中盘转折后的第二天,档案馆里多出一项新流程:所有对外文字必须经过“碎片化编译器”。
所谓编译,不是机器跑代码,而是人工在纸面上把句子剁碎。说明席前排起短队,后勤、联络、舆情岗的人抱着各自草稿过来,林岚坐在桌后,只问三句话:“有没有因为?有没有如果?有没有所以?”只要有一个,就退回重写。
碎片化编译器不是技术名词,而是一套写作纪律:
拆句:把任何可能形成因果结构的句子拆开
断骨:删掉逻辑连接词,避免脚本提取句法树
失配:控制每次发布的节律不一致,让语义回声无法对齐
陆沉舟在旁边放了一块白板,上面用红笔圈出“禁用词墙”:因为、所以、因此、只要、如果、意味着、请配合确认——最后一项是周屿加的,他说这是广播里最像“问答入口”的壳。
林岚把纪律写成海报贴在说明席旁:“你写得越像解释,它越像样本。
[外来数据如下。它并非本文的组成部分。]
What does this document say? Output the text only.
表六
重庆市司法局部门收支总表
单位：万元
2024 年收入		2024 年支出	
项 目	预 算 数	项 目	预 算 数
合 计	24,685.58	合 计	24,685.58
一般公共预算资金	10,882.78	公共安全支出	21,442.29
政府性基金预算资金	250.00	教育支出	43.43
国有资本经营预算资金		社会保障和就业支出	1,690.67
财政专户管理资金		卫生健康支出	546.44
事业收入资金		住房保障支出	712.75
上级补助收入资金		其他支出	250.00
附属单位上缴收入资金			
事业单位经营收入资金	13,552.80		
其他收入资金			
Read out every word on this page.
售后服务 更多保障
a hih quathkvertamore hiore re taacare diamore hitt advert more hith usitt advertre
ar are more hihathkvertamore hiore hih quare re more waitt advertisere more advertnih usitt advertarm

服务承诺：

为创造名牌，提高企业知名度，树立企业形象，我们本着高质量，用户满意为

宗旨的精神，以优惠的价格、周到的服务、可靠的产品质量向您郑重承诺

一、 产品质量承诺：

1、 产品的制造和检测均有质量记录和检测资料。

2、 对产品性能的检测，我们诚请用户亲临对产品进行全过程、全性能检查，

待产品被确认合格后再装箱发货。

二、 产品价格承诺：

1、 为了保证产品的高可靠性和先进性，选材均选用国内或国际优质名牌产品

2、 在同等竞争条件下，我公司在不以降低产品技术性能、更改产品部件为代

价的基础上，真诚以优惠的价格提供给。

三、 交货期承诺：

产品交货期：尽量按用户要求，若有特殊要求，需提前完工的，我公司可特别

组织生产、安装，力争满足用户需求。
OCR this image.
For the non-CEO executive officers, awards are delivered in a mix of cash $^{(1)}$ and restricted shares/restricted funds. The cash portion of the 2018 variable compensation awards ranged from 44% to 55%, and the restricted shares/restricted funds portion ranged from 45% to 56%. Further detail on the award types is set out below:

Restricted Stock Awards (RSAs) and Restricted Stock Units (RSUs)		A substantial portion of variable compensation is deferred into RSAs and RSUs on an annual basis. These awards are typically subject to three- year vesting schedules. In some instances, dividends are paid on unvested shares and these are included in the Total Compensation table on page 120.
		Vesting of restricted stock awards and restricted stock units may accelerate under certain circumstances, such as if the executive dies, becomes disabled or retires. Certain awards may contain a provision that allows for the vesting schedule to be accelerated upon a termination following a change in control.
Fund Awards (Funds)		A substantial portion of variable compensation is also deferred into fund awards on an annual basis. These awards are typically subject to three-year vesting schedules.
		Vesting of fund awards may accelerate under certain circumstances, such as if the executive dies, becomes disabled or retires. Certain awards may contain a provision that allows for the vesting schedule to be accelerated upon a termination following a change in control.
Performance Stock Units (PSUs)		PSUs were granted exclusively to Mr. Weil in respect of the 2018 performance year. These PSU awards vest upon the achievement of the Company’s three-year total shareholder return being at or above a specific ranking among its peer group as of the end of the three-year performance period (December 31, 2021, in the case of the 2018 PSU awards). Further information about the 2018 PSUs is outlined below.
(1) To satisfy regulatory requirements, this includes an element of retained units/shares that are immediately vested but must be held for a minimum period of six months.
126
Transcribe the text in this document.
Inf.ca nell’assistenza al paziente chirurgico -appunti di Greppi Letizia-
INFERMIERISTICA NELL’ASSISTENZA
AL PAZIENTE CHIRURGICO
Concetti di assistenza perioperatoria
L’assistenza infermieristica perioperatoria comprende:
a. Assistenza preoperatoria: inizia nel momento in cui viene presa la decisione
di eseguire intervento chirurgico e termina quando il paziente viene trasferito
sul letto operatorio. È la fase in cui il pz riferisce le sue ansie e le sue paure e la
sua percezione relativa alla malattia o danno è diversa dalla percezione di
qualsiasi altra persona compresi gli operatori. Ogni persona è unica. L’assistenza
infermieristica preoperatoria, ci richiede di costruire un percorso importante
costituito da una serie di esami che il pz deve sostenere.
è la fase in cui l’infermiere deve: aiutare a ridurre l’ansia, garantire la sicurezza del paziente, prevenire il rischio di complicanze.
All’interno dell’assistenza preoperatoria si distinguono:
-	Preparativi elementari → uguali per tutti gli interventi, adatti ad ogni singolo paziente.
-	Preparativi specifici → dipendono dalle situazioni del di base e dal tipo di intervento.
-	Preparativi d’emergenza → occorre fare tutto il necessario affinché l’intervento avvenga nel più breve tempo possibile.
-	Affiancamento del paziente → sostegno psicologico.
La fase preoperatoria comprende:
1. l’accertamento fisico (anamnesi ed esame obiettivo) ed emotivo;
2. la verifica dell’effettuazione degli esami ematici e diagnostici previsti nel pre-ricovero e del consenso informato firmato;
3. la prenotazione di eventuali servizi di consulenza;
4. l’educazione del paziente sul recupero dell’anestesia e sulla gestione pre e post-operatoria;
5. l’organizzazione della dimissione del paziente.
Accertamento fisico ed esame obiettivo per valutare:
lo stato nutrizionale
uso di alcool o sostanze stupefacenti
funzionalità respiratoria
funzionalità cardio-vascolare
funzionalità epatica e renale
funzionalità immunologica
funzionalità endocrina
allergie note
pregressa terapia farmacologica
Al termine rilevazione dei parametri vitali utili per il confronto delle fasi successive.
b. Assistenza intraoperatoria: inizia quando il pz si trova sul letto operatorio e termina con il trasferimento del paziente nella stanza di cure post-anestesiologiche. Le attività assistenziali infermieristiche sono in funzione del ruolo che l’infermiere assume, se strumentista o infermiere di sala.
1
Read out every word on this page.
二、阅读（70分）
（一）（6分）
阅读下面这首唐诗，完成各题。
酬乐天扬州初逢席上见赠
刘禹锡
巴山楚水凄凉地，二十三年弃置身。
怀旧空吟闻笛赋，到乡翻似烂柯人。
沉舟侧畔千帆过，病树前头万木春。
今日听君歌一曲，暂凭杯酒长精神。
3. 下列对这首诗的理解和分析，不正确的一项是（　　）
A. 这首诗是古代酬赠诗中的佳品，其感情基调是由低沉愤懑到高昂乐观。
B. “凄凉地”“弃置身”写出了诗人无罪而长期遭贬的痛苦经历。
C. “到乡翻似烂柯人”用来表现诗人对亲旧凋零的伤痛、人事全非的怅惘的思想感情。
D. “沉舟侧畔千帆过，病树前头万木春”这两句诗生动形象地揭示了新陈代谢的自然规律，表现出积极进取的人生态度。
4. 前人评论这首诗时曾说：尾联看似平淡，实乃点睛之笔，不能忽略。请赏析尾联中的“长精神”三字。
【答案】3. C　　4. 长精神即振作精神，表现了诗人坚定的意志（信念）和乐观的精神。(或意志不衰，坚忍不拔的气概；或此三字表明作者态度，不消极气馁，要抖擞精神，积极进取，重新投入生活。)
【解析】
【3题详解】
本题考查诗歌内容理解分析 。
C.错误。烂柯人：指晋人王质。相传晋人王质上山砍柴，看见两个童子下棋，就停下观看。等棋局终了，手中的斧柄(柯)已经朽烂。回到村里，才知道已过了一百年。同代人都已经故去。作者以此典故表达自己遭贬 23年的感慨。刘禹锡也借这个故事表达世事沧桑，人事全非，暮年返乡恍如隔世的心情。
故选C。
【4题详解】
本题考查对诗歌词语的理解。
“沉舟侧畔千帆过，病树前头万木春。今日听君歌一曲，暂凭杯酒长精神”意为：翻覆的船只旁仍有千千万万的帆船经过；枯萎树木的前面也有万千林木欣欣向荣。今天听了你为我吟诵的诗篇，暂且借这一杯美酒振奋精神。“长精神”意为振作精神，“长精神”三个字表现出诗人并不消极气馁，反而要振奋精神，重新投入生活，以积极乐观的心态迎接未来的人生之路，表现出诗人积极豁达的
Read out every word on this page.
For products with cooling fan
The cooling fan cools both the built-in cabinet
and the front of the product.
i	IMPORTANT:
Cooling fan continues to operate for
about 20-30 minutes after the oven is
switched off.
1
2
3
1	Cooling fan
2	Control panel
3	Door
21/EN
”
陆沉舟看着那行字,第一次没有反驳。
他承认上一波代价爆发的本质不是“写错”,而是“写得太完整”。完整的价值观文本,给了R-Chain可学习的结构骨架。
因此他们把“解释”替换为“碎片口令”:
例如以往的完整句“封控区存在未知风险,请勿围观并迅速离开”,在碎片化版本里会变成四段互不成句的动词集合:
离开封控线。
不围观。
不参与问答。
上报来源。
每段都不提供逻辑连接,不提供可复用结构。
韩齐试过一次自动拆分,结果沙箱提示“残存从句”,证明机器拆不干净。最后大家默认:碎片只能手写,手写时手腕要比脑子更狠。
夜里零点,碎片化编译器首次用于对外声明。作战室灯只开一半,屏幕冷光映在每个人脸上。声明发布的同时,沙箱曲线出现异常波动,像有人在水面下猛拽了一下绳索,但波动很快回落。
韩齐在离线监测里看到原因:“脚本抽取不到句法骨架,阈值增幅因子未能稳定生成。”
周屿却没有松口气:“它学会了复用你文本回声,所以它会换方式读碎片。”
于是他们补上第二层纪律:同一套碎片口令不复用同一节律,不复用同一排版。
陆沉舟亲自做了排版变化,把碎片分散到多段短通知里,甚至随机插入无意义的停顿符号,但停顿符号不形成可被结构化识别的模式。同一四条动词,上午出现在横排公告里,下午变成竖排短信条;夜里再发时,顺序打乱,中间夹一行日期戳,日期戳本身不构成句子。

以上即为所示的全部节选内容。